Robert pointed out faint tracks of white-tailed deer stamped into the mud. Bigger prints with claws meant someone with a sizable dog had walked through here recently. These tracks were too big to have been made by coyotes, although this area has been known to harbor them from time to time.
And then we noticed The Hand of Man. We spied something shiny lying among the bushes. Robert stepped in to grab it, and it turned out to be a deflated aluminum balloon. Hundreds of ants ran all over it. He dropped it onto the path, so that we could pick it up on our way back and hopefully, without ants. Some of my environmental and anti-balloon friends would have felt both appalled and justified in being so. Obviously blown balloons can indeed end up anywhere.
When we walked uphill and came within sight of the two granite boulders, we immediately heard the song of the wood thrush. Thoreau’s favorite bird! This was a good sign. We sat down and pulled out our journals and listened for more inspiration.
Robert soon found a tick crawling on his leg. He dispatched it quickly. I was visited by a teeny-tiny white spider. I had just picked it up and relocated it to a nearby leaf when a sudden clamor erupted behind us. A crow alarm of various voices burst into full force.
We both jumped up and turned around. I caught a quick glimpse of something brown in the top of a tall tree. Crows cawed and buzzed by the branches. A hawk. It had to be. But we couldn’t see it. Robert ran back up the path to get a better look. More crow reinforcements arrived, protesting even as they flew in. It was an amazing scene to witness. The alarm could have lasted for only a few minutes, but it seemed like forever.
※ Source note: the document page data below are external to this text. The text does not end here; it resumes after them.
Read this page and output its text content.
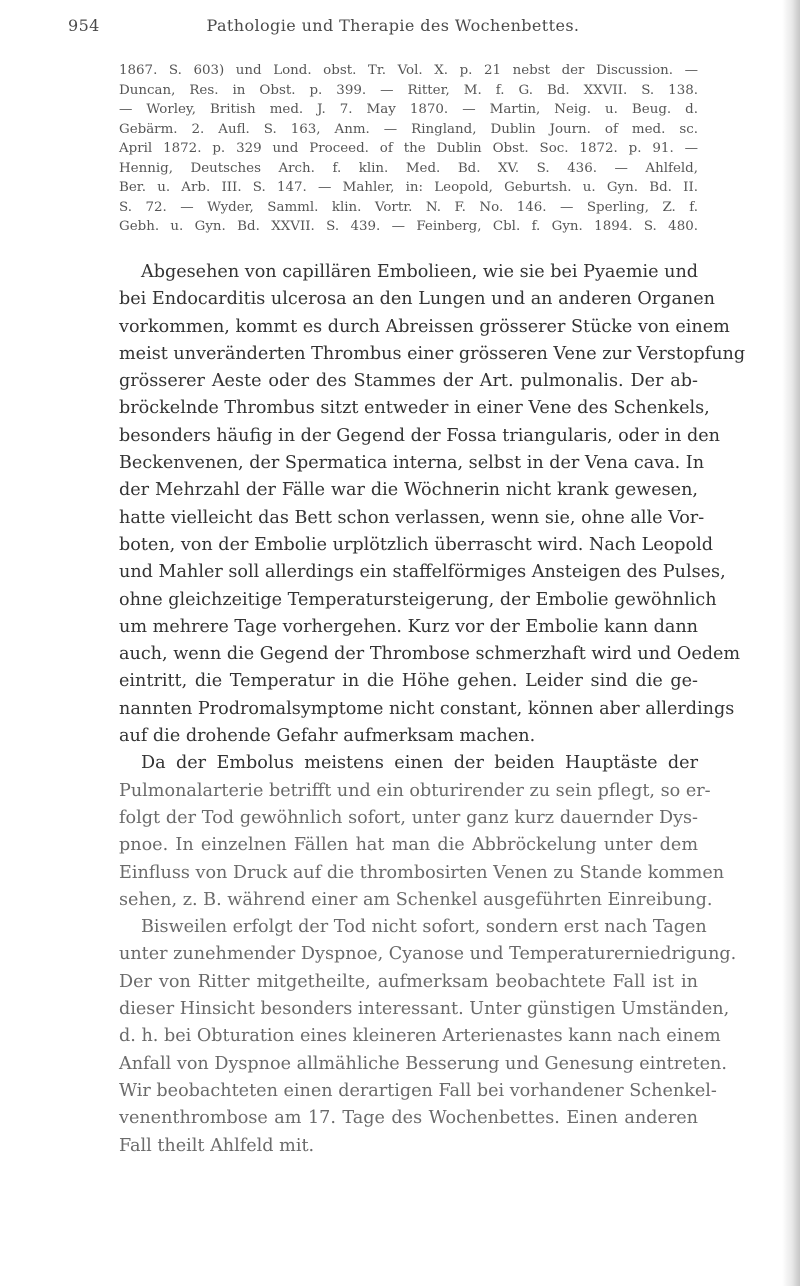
954	Pathologie und Therapie des Wochenbettes.
1867. S. 603) und Lond. obst. Tr. Vol. X. p. 21 nebst der Discussion. —
Duncan, Res. in Obst. p. 399. — Ritter, M. f. G. Bd. XXVII. S. 138.
— Worley, British med. J. 7. May 1870. — Martin, Neig. u. Beug. d.
Gebärm. 2. Aufl. S. 163, Anm. — Ringland, Dublin Journ. of med. sc.
April 1872. p. 329 und Proceed. of the Dublin Obst. Soc. 1872. p. 91. —
Hennig, Deutsches Arch. f. klin. Med. Bd. XV. S. 436. — Ahlfeld,
Ber. u. Arb. III. S. 147. — Mahler, in: Leopold, Geburtsh. u. Gyn. Bd. II.
S. 72. — Wyder, Samml. klin. Vortr. N. F. No. 146. — Sperling, Z. f.
Gebh. u. Gyn. Bd. XXVII. S. 439. — Feinberg, Cbl. f. Gyn. 1894. S. 480.
Abgesehen von capillären Embolieen, wie sie bei Pyaemie und
bei Endocarditis ulcerosa an den Lungen und an anderen Organen
vorkommen, kommt es durch Abreissen grösserer Stücke von einem
meist unveränderten Thrombus einer grösseren Vene zur Verstopfung
grösserer Aeste oder des Stammes der Art. pulmonalis. Der ab-
bröckelnde Thrombus sitzt entweder in einer Vene des Schenkels,
besonders häufig in der Gegend der Fossa triangularis, oder in den
Beckenvenen, der Spermatica interna, selbst in der Vena cava. In
der Mehrzahl der Fälle war die Wöchnerin nicht krank gewesen,
hatte vielleicht das Bett schon verlassen, wenn sie, ohne alle Vor-
boten, von der Embolie urplötzlich überrascht wird. Nach Leopold
und Mahler soll allerdings ein staffelförmiges Ansteigen des Pulses,
ohne gleichzeitige Temperatursteigerung, der Embolie gewöhnlich
um mehrere Tage vorhergehen. Kurz vor der Embolie kann dann
auch, wenn die Gegend der Thrombose schmerzhaft wird und Oedem
eintritt, die Temperatur in die Höhe gehen. Leider sind die ge-
nannten Prodromalsymptome nicht constant, können aber allerdings
auf die drohende Gefahr aufmerksam machen.
Da der Embolus meistens einen der beiden Hauptäste der
Pulmonalarterie betrifft und ein obturirender zu sein pflegt, so er-
folgt der Tod gewöhnlich sofort, unter ganz kurz dauernder Dys-
pnoe. In einzelnen Fällen hat man die Abbröckelung unter dem
Einfluss von Druck auf die thrombosirten Venen zu Stande kommen
sehen, z. B. während einer am Schenkel ausgeführten Einreibung.
Bisweilen erfolgt der Tod nicht sofort, sondern erst nach Tagen
unter zunehmender Dyspnoe, Cyanose und Temperaturerniedrigung.
Der von Ritter mitgetheilte, aufmerksam beobachtete Fall ist in
dieser Hinsicht besonders interessant. Unter günstigen Umständen,
d. h. bei Obturation eines kleineren Arterienastes kann nach einem
Anfall von Dyspnoe allmähliche Besserung und Genesung eintreten.
Wir beobachteten einen derartigen Fall bei vorhandener Schenkel-
venenthrombose am 17. Tage des Wochenbettes. Einen anderen
Fall theilt Ahlfeld mit.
Then, just as quickly as it had started, the calls trailed off and stopped. The hawk must have flown away from the back of the tree. Robert returned, both of us slightly disappointed. Neither one of us had gotten a good look at it. And by now, even the crows were gone.
As we made our way back to Thoreau Farm, we started to notice some of the rocks along the path. I picked up a nice example of conglomerate as a memento. If you look closely, you can see sparkles in it. Now I keep it in my pocket as a reminder of the place and the day. I smile when my fingers happen to brush against it.
The balloon was still covered with ants, so we left it in the path. We could only hope that another walker would carry it out and dispose of it someday. We should have brought a garbage bag with us.
When we reached Thoreau Farm, we saw that people had gathered in the shade to celebrate Henry Thoreau’s birthday. We sang and ate cake – quickly, as the icing melted in the sun. All in all, it was not a bad way to mark Henry’s 198th.
On December 5, 1856, Henry Thoreau wrote in his journal: “I have never got over my surprise that I should have been born into the most estimable place in all the world, and in the very nick of time, too.” But Henry! Why did it have to fall on such a hot day?